= Legnica Special Economic Zone =

Legnica Special Economic Zone is a special economic zone in Poland, situated in Lower Silesian Voivodeship in the southwest of the country. Cited by the Polish Investment and Trade Agency as "one of the most dynamically developing regions in Poland", it lies near the border with Germany and the Czech Republic and comprises an area which includes the cities of Chojnow, Glogow, Legnica, Lubin, Zgorzelec, Zlotoryja and the communes of Chojnow, Gromadka, Iłowa, Kostomloty, Legnickie Pole, Miekinia, Milkowice, Polkowice, Prochowice, Prochowice, Przemkow, Radwanice, and Sroda Slaska.

==History==
The zone was established in 1997. New legal regulations introduced in 2018 allow for entrepreneurs working in the zone to be exempt from income tax in all of Poland. The 52 hectare Iłowa Subzone of the zone was established in Iłowa in December 2007. The Chinese technology company Lenovo had intended to open a factory in the zone in the summer of 2008, but the plans were later scrapped.

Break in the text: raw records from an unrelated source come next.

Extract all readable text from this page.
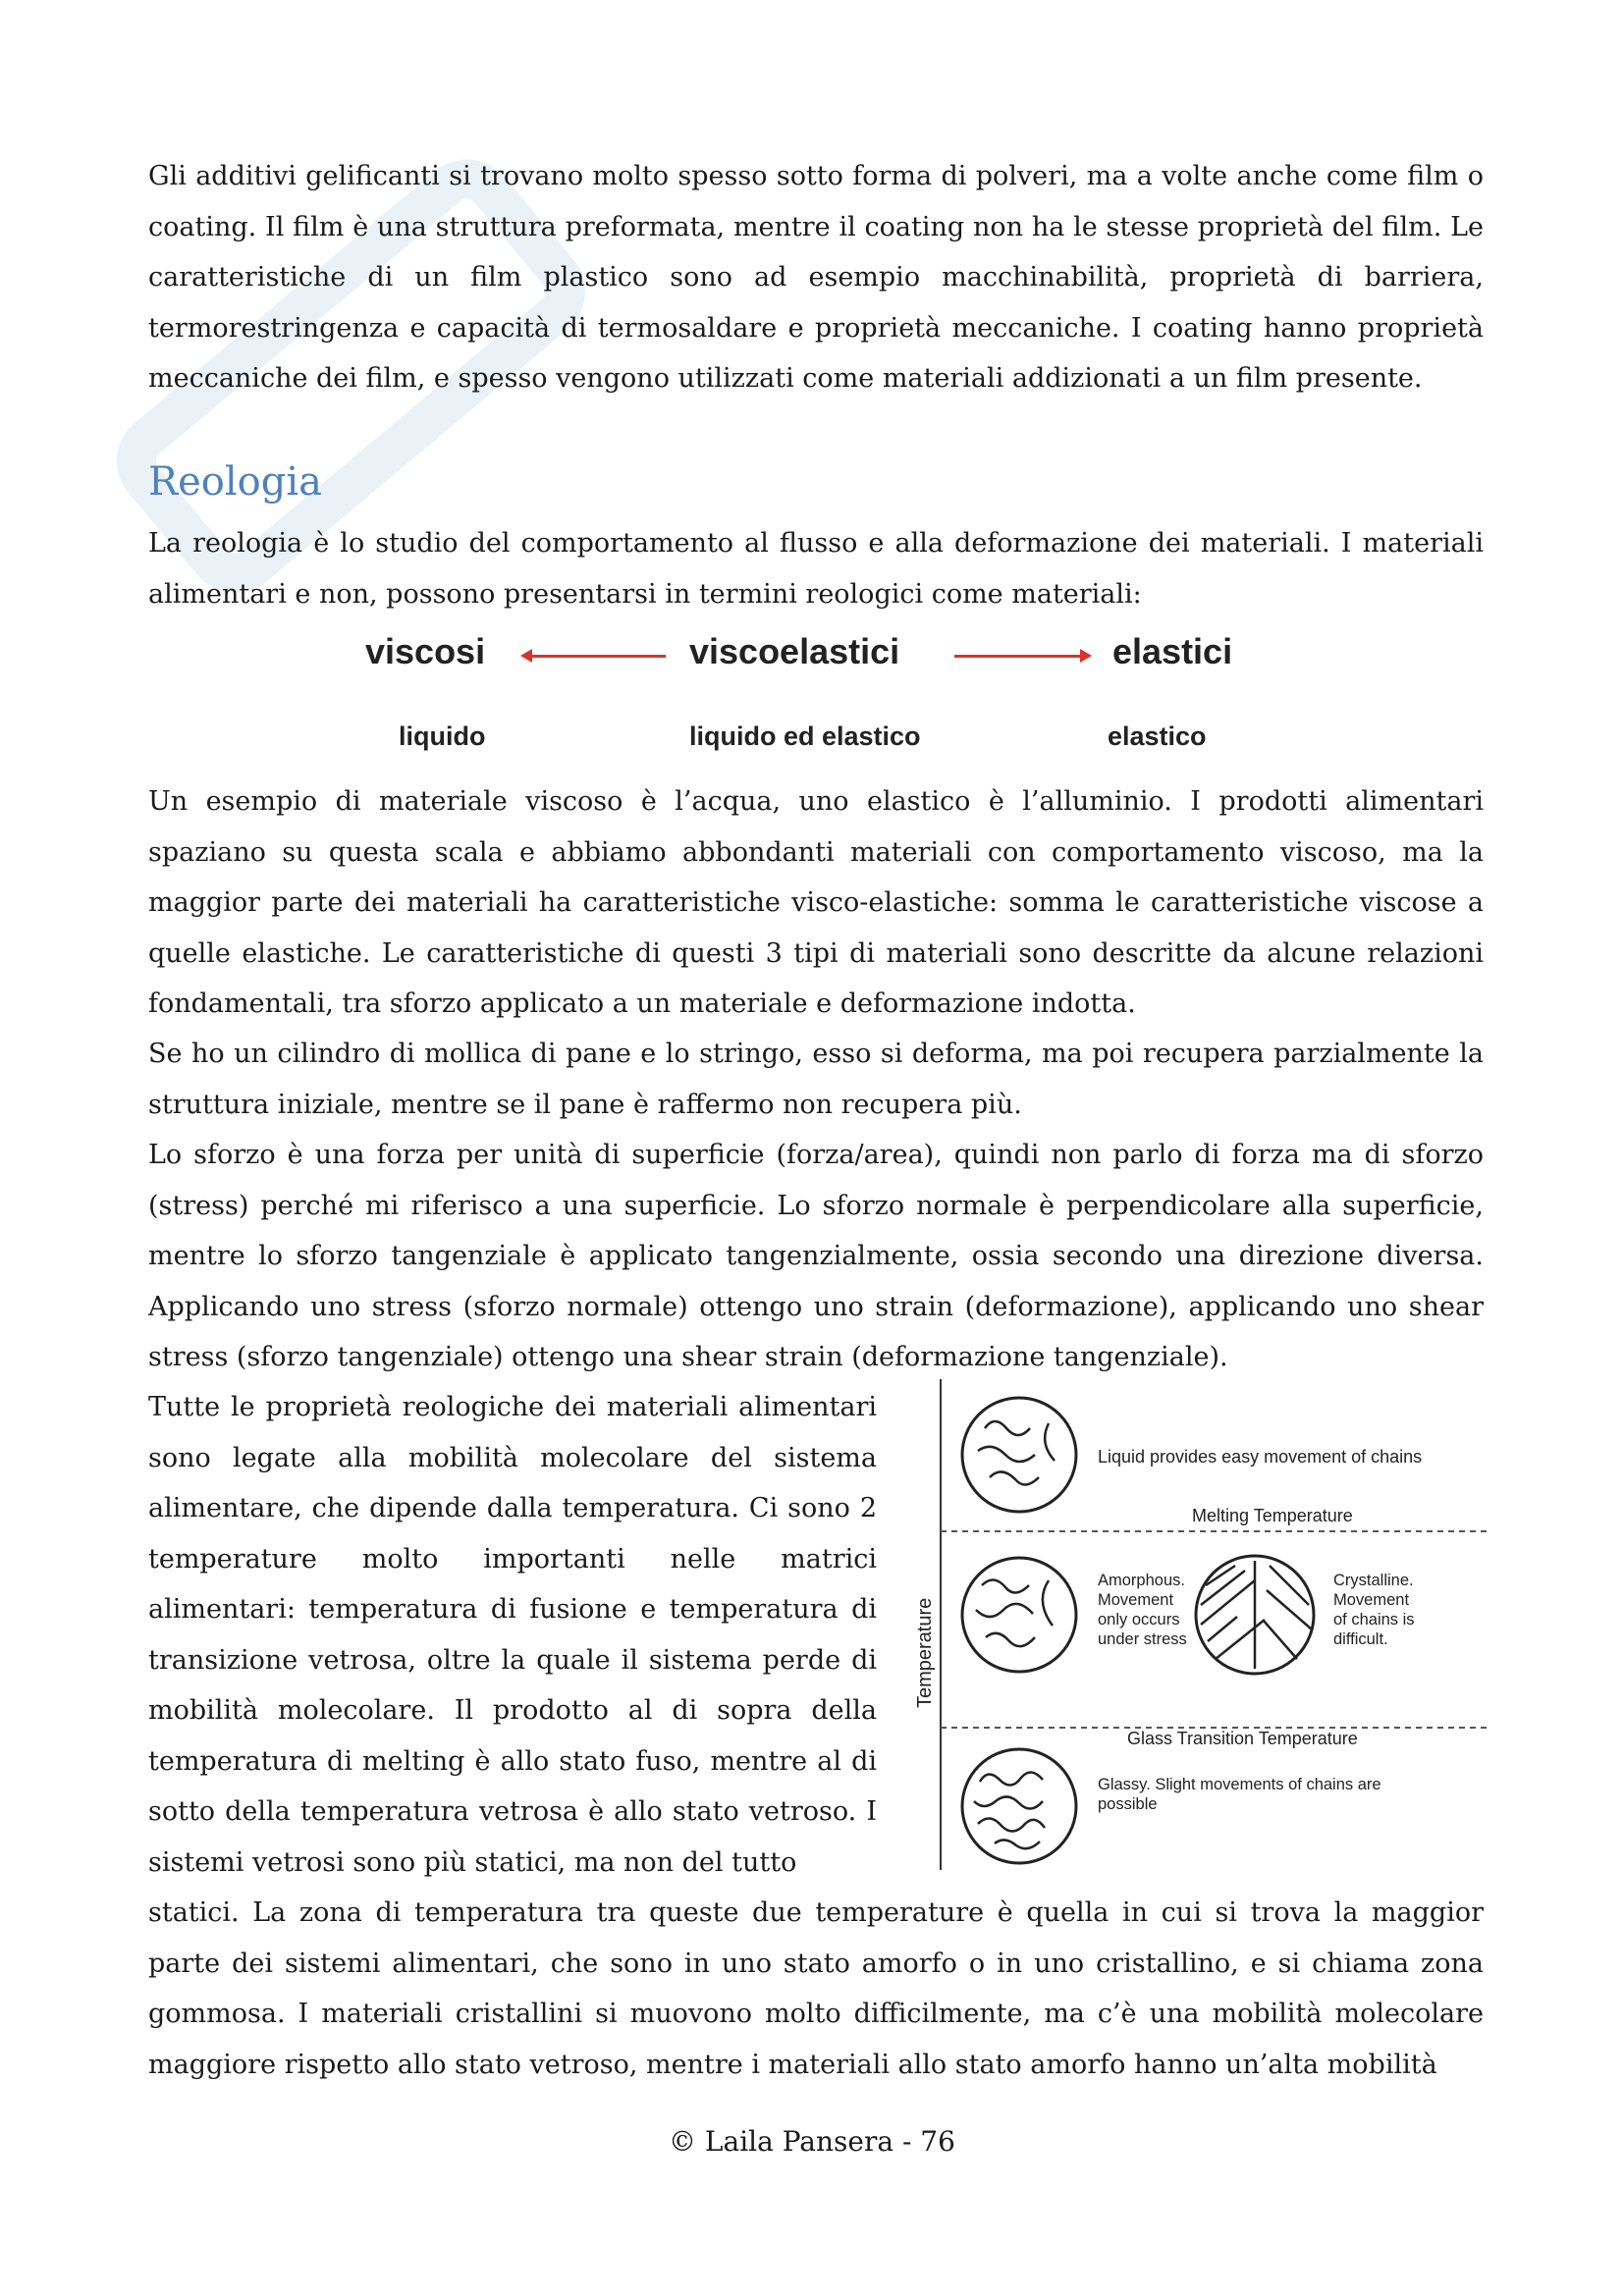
Gli additivi gelificanti si trovano molto spesso sotto forma di polveri, ma a volte anche come film o coating. Il film è una struttura preformata, mentre il coating non ha le stesse proprietà del film. Le caratteristiche di un film plastico sono ad esempio macchinabilità, proprietà di barriera, termorestringenza e capacità di termosaldare e proprietà meccaniche. I coating hanno proprietà meccaniche dei film, e spesso vengono utilizzati come materiali addizionati a un film presente.

Reologia

La reologia è lo studio del comportamento al flusso e alla deformazione dei materiali. I materiali alimentari e non, possono presentarsi in termini reologici come materiali:

viscosi	viscoelastici	elastici
liquido	liquido ed elastico	elastico

Un esempio di materiale viscoso è l’acqua, uno elastico è l’alluminio. I prodotti alimentari spaziano su questa scala e abbiamo abbondanti materiali con comportamento viscoso, ma la maggior parte dei materiali ha caratteristiche visco-elastiche: somma le caratteristiche viscose a quelle elastiche. Le caratteristiche di questi 3 tipi di materiali sono descritte da alcune relazioni fondamentali, tra sforzo applicato a un materiale e deformazione indotta.

Se ho un cilindro di mollica di pane e lo stringo, esso si deforma, ma poi recupera parzialmente la struttura iniziale, mentre se il pane è raffermo non recupera più.

Lo sforzo è una forza per unità di superficie (forza/area), quindi non parlo di forza ma di sforzo (stress) perché mi riferisco a una superficie. Lo sforzo normale è perpendicolare alla superficie, mentre lo sforzo tangenziale è applicato tangenzialmente, ossia secondo una direzione diversa. Applicando uno stress (sforzo normale) ottengo uno strain (deformazione), applicando uno shear stress (sforzo tangenziale) ottengo una shear strain (deformazione tangenziale).

Tutte le proprietà reologiche dei materiali alimentari sono legate alla mobilità molecolare del sistema alimentare, che dipende dalla temperatura. Ci sono 2 temperature molto importanti nelle matrici alimentari: temperatura di fusione e temperatura di transizione vetrosa, oltre la quale il sistema perde di mobilità molecolare. Il prodotto al di sopra della temperatura di melting è allo stato fuso, mentre al di sotto della temperatura vetrosa è allo stato vetroso. I sistemi vetrosi sono più statici, ma non del tutto

statici. La zona di temperatura tra queste due temperature è quella in cui si trova la maggior parte dei sistemi alimentari, che sono in uno stato amorfo o in uno cristallino, e si chiama zona gommosa. I materiali cristallini si muovono molto difficilmente, ma c’è una mobilità molecolare maggiore rispetto allo stato vetroso, mentre i materiali allo stato amorfo hanno un’alta mobilità

Temperature
Liquid provides easy movement of chains
Melting Temperature
Amorphous. Movement only occurs under stress
Crystalline. Movement of chains is difficult.
Glass Transition Temperature
Glassy. Slight movements of chains are possible
© Laila Pansera - 76
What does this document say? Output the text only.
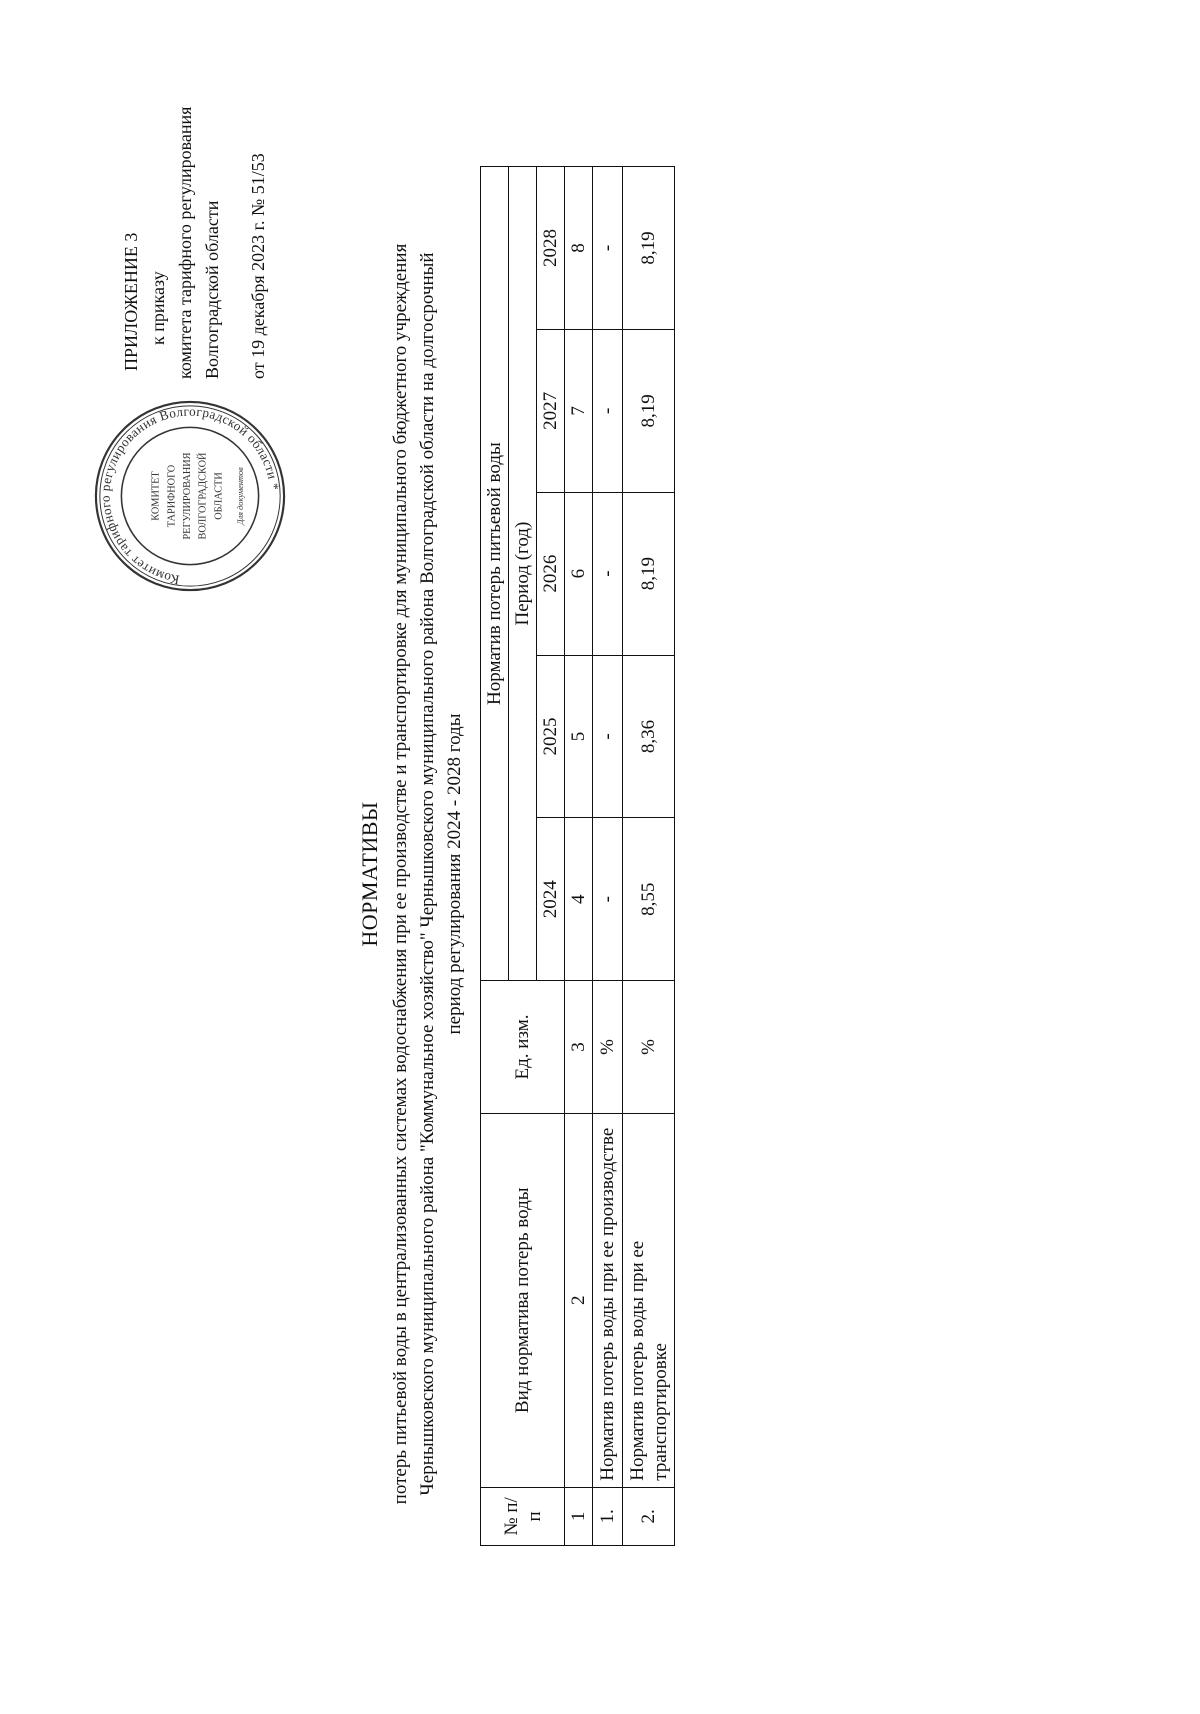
ПРИЛОЖЕНИЕ 3 к приказу комитета тарифного регулирования Волгоградской области от 19 декабря 2023 г. № 51/53
Комитет тарифного регулирования Волгоградской области *
КОМИТЕТ ТАРИФНОГО РЕГУЛИРОВАНИЯ ВОЛГОГРАДСКОЙ ОБЛАСТИ Для документов
НОРМАТИВЫ потерь питьевой воды в централизованных системах водоснабжения при ее производстве и транспортировке для муниципального бюджетного учреждения Чернышковского муниципального района "Коммунальное хозяйство" Чернышковского муниципального района Волгоградской области на долгосрочный период регулирования 2024 - 2028 годы
№ п/п	Вид норматива потерь воды	Ед. изм.	Норматив потерь питьевой воды				
			Период (год)				
			2024	2025	2026	2027	2028
1	2	3	4	5	6	7	8
1.	Норматив потерь воды при ее производстве	%	-	-	-	-	-
2.	Норматив потерь воды при ее транспортировке	%	8,55	8,36	8,19	8,19	8,19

The zone has a special interest in clean energy and has made numerous agreements with companies which advocate or are involved with clean energy to help meet Poland meet its carbon objectives for 2050. In 2022 a cooperation agreement was made with SatRev, a Polish space company, which uses 100% of its energy from renewable energy sources. They agreed to manufacture nanosatellites in a new factory to be built in Legnica, with the objective of forming a constellation of a thousand Earth Observation satellites by 2026. In July 2022, the zone signed an agreement with American nuclear energy company Last Energy to develop 10 small modular reactors in the LSSE. Construction work is underway in Sroda Slaska with a PepsiCo plant. In July 2022, the Viessmann Group, a manufacturer of heating systems and components, announced the construction of a new production plant on a 17 hectare plot of land in Legnica, in a ceremony which was attended by Prime Minister Mateusz Morawiecki. The new plant will create up to 3000 jobs.

As of 2022, Legica Special Economic Zone had 77 investors globally, including Volkswagen Motor Polska, Brose Sitech, Winkelmann and BASF, and had created over 17,000 jobs in Poland. According to Benchmarkia, Legica Special Economic Zone is ranked among the top 30 industrial parks based on total investment.